SINTOMI AFFETTIVI/EMOTIVI:

  • umore depresso
  • tristezza
  • angoscia
  • senso di colpa
  • irritabilità
  • ansia
  • vuoto mancanza di speranza nei confronti del futuro

SINTOMI MOTIVAZIONALI:

  • perdita di interesse o di piacere verso tutte o la maggior parte delle attività abitualmente  svolte

SINTOMI FISIOLOGICI/SOMATICI:

  • agitazione o rallentamento psicomotorio
  • mancanza di energia
  • affaticabilità
  • dolori fisici
  • aumento o diminuzione di peso
  • mancanza o eccesso di sonno
  • mancanza di desiderio sessuale
  • dolori fisici (es. mal di testa, dolori alle ossa e alle articolazioni,dolori addominali)

SINTOMI COMPORTAMENTALI:

  • riduzione delle attività quotidiane (es. non riuscire a fare la spesa, fare da mangiare, pulire casa, prendere i figli a scuola)
  • isolamento sociale volontario
  • frequenti lamentele
  • tentativi di suicidio

La depressione è un disturbo che tende a ripresentarsi con nuovi episodi nel corso della vita della persona.

I dati a disposizione ci indicano che se una persona ha sperimentato un episodio depressivo nel corso della sua vita ha il 50% di probabilità di svilupparne un altro; per chi ne ha avuto due la percentuale di attesta intorno al 75% e sale fino al 90% per coloro che nella vita hanno vissuto fino a tre episodi depressivi.

È per questo che risulta fondamentale, e costituisce uno dei punti cardini dell’intervento cognitivo-comportamentale, individuare tutti quei fattori di rischio che aumentano la vulnerabilità alla ricaduta del disturbo.

Nel concorre a determinare la comparsa del disturbo vi sono una serie di fattori di natura biologica, genetica e psicosociale.

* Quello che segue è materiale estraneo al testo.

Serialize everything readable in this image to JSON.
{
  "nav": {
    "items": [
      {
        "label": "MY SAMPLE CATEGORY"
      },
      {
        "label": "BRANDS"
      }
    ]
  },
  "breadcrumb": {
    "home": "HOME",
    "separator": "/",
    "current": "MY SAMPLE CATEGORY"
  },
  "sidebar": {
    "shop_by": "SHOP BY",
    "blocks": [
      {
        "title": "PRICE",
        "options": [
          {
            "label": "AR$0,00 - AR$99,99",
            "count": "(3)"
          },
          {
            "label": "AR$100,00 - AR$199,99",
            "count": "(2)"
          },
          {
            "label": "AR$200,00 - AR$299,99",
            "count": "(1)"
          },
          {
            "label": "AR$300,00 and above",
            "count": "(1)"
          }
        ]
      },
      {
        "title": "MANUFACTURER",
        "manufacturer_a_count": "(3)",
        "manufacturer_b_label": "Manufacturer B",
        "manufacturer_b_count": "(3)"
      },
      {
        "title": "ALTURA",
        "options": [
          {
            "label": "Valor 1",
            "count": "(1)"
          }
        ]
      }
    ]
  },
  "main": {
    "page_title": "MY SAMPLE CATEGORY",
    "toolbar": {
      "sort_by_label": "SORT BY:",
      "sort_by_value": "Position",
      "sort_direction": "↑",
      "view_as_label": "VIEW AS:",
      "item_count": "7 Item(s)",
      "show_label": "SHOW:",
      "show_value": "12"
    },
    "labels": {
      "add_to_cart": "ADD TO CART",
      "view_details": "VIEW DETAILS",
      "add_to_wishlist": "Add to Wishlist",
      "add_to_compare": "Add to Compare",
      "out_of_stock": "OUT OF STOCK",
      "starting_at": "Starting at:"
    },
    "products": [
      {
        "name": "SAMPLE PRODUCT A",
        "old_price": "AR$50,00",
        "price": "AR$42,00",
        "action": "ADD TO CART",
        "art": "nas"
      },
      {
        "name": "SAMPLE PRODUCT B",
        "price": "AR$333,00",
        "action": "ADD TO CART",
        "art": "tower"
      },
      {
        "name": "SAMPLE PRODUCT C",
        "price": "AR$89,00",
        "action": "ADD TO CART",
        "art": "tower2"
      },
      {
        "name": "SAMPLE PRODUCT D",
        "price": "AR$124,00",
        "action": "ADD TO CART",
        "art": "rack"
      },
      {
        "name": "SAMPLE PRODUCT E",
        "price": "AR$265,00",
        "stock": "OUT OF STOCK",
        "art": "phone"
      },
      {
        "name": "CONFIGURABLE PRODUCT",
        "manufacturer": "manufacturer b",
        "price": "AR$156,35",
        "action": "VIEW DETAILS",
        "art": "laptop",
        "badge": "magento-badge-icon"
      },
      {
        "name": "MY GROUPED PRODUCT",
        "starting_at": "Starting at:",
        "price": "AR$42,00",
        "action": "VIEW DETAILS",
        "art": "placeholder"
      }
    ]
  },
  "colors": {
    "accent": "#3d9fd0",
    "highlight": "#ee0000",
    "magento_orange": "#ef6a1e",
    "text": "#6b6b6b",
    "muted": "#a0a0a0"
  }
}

  • Fattori biologici: gli studi hanno evidenziato una serie di modificazione nella regolazione di due principali neurotrasmettitori (sostanze chimiche che controllano nel cervello il passaggio degli impulsi elettrici):

serotonina: una sua diminuzione è associata ad un peggioramento del sonno, dell’interazione sociale e a un aumento nella tendenza a pensare ossessivamente alle cose.

noradrenalina: una sua diminuzione comporta minore capacità d’iniziativa ad esempio si osserva una maggiore trascuratezza della propria igiene personale.

  • Fattori genetici: i parenti di primo grado di una persona con disturbo depressivo hanno un rischio 2-3 volte più alto di avere nella loro vita un episodio depressivo.
  • Fattori psicosociali: la depressione può essere favorita da eventi di vita stressanti che vengono interpretati dalla persona predisposta come difficoltà o perdite gravi, inaccettabili e insuperabili o come fallimenti:

-separazioni coniugali e più ingenerale interruzioni di legami affettivi;

-conflitti interpersonali e famigliari;

-lutti (che vanno distinti dal normale lutto fisiologico);

-malattie fisiche proprie (soprattutto se croniche e invalidanti) e di persone care;

-licenziamenti, fallimenti o problemi sul lavoro, cambiamenti in negativo di mansione;

-essere vittima di un reato o di problemi giudiziari;

-bocciature, cambi di classe o di scuola;

La depressione causa una compromissione del funzionamento della persona su più piani.

Si assiste spesso ad un progressivo aumento delle difficoltà in ambito lavorativo e scolastico dovute soprattutto alle difficoltà di concentrazione, di memoria e una più generale difficoltà di pensare in modo lucido. La conseguenza immediata è un progressivo peggioramento del rendimento associata ad un aumento delle assenze.

Comune è inoltre il progressivo isolamento sociale volontario. La persona si chiude sempre di più in se stessa, non prova più piacere verso quelle attività che prima trovava gratificanti, si riducono progressivamente i momenti di condivisione sociale con gli amici; si assiste inoltre ad un peggioramento dei rapporti relazionali con i famigliari; spesso la persona non è più in grado di svolgere il ruolo di genitore.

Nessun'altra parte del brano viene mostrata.